Feature
AI Detection Scoring
An honest, in-house heuristic. We tell you what it measures, what it doesn't, and why we don't claim parity with third-party detectors.
Every document Inksong processes gets a before/after score between 0 and 100. Higher numbers mean the text reads, by our measurement, as more machine-generated. Lower numbers mean it reads as more human. The drop between before and after is the signal that the humanization actually did something.
The score is a heuristic. We label it as such on every page where it appears. We're not a detector business and we don't pretend to be one — the score exists so you have a feedback loop on the rewrite, not so you can publish a claim about it.
How it works
What's happening under the hood
The score is built from five signals. The first is burstiness: the variance in sentence length across the document. Human writing tends to swing widely — a long subordinated sentence followed by a fragment. Most LLM output settles into a uniform mid-length cadence. Low variance, high score.
The second is token-level repetition density, computed over bigrams. Models tend to lean on the same two-word phrases (“it is important,” “in order to,” “moreover, the”) at characteristic rates. We measure how often a document falls into those grooves. The third is hedge-word density— the frequency of qualifiers like “may,” “could,” “arguably,” “tends to.” LLM defaults skew higher than most human writing.
The fourth is vocabulary entropy, measured as the n-gram predictability of the document under a baseline language model. Predictable token sequences score higher; surprising ones score lower. The fifth is the function-word distribution— the ratios of articles, prepositions, conjunctions. Function-word fingerprints are surprisingly stable within a corpus, and AI text has a recognizable one.
The five signals are combined into a weighted sum, normalized to 0–100, calibrated against an internal corpus of known-AI and known-human samples drawn from public datasets and our own test materials. Calibration is recalculated as the corpus grows.

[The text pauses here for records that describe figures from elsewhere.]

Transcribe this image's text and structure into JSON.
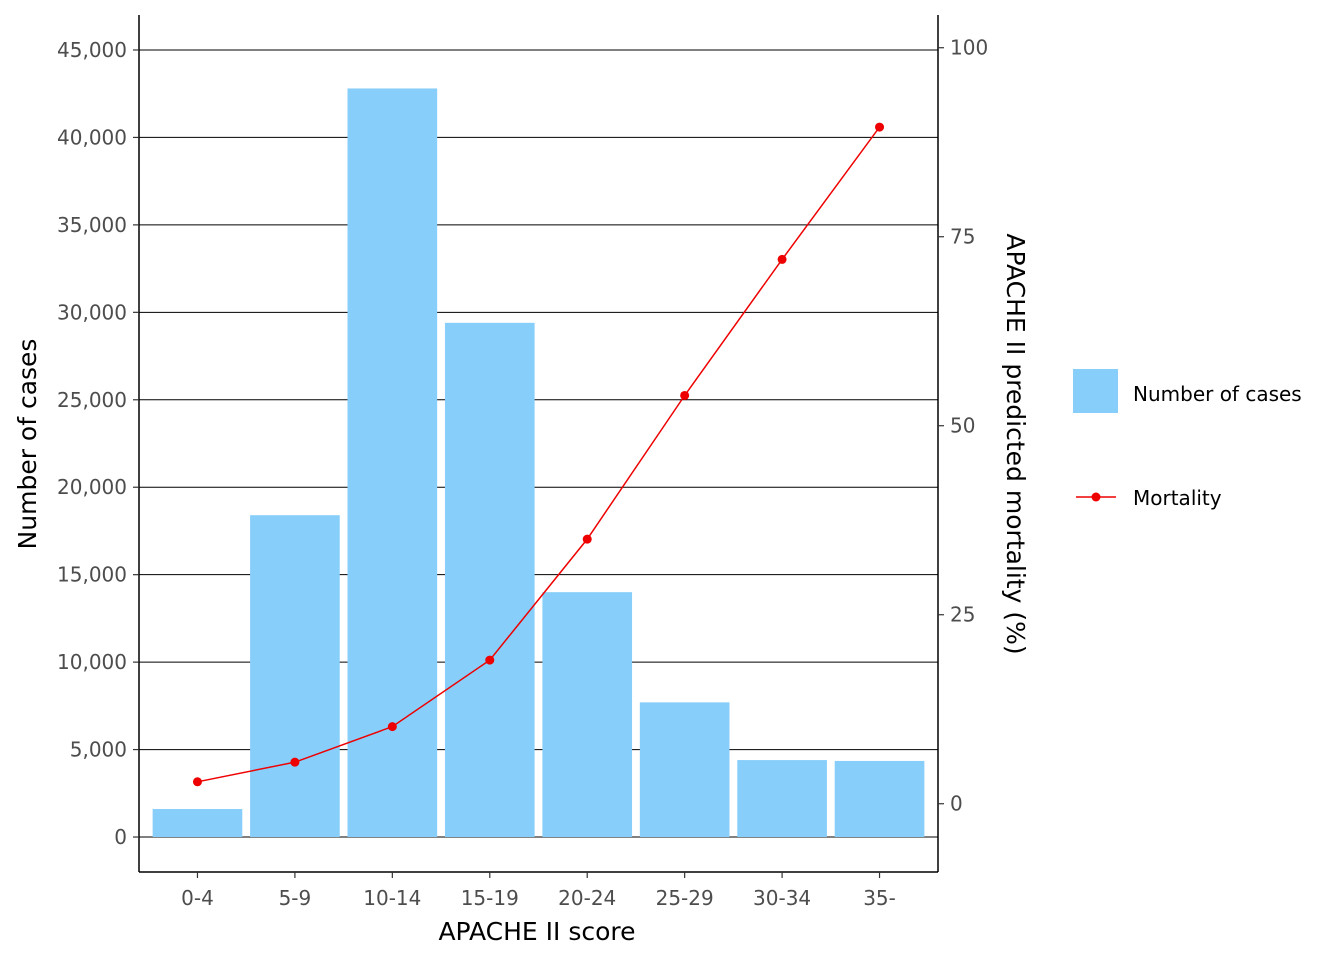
{
  "chart_data": {
    "type": "bar",
    "categories": [
      "0-4",
      "5-9",
      "10-14",
      "15-19",
      "20-24",
      "25-29",
      "30-34",
      "35-"
    ],
    "series": [
      {
        "name": "Number of cases",
        "type": "bar",
        "axis": "left",
        "color": "#87CEFA",
        "values": [
          1600,
          18400,
          42800,
          29400,
          14000,
          7700,
          4400,
          4350
        ]
      },
      {
        "name": "Mortality",
        "type": "line",
        "axis": "right",
        "color": "#EE0000",
        "values": [
          2.9,
          5.5,
          10.2,
          19.0,
          35.0,
          54.0,
          72.0,
          89.5
        ]
      }
    ],
    "xlabel": "APACHE II score",
    "ylabel": "Number of cases",
    "y2label": "APACHE II predicted mortality (%)",
    "ylim": [
      -2000,
      47000
    ],
    "y_ticks": [
      0,
      5000,
      10000,
      15000,
      20000,
      25000,
      30000,
      35000,
      40000,
      45000
    ],
    "y_tick_labels": [
      "0",
      "5,000",
      "10,000",
      "15,000",
      "20,000",
      "25,000",
      "30,000",
      "35,000",
      "40,000",
      "45,000"
    ],
    "y2lim": [
      -9.03,
      104.33
    ],
    "y2_ticks": [
      0,
      25,
      50,
      75,
      100
    ],
    "y2_tick_labels": [
      "0",
      "25",
      "50",
      "75",
      "100"
    ],
    "grid": "horizontal major",
    "legend": {
      "position": "right",
      "entries": [
        {
          "label": "Number of cases",
          "symbol": "box"
        },
        {
          "label": "Mortality",
          "symbol": "line-point"
        }
      ]
    }
  }
}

Here is what we are explicit about: this is not Turnitin and it is not GPTZero. We do not have parity with commercial detectors. The score does not measure quality, factuality, or whether your professor will accept the work. It measures statistical patterns that correlate with machine generation under our heuristic, nothing more. Use it as a feedback loop, not as proof.
Example
See it in action
In today's rapidly evolving digital landscape, businesses must leverage cutting-edge technologies to remain competitive. By implementing strategic initiatives that prioritize innovation and customer-centricity, organizations can unlock new opportunities for growth. Moreover, the integration of data-driven decision-making frameworks enables companies to optimize their operations and deliver enhanced value to stakeholders.
Most businesses don't actually need cutting-edge anything — they need to figure out which technology problem is costing them money and fix that one. Strategic initiatives are mostly a way to spend a quarter pretending to plan. If you want growth, listen to customers. If you want better decisions, look at your data. The rest is conference talk.
Benefits
Why this matters
Instant feedback loop
See the before/after delta on every document. If the score didn't move, the rewrite didn't work and you'll know immediately.
Transparent algorithm
We publish the five signals we measure. No black box, no marketing math. You can argue with the methodology and we'll listen.
Costs you nothing
The score is included on every humanization run regardless of plan. Free, Pro, and Enterprise all see the same heuristic.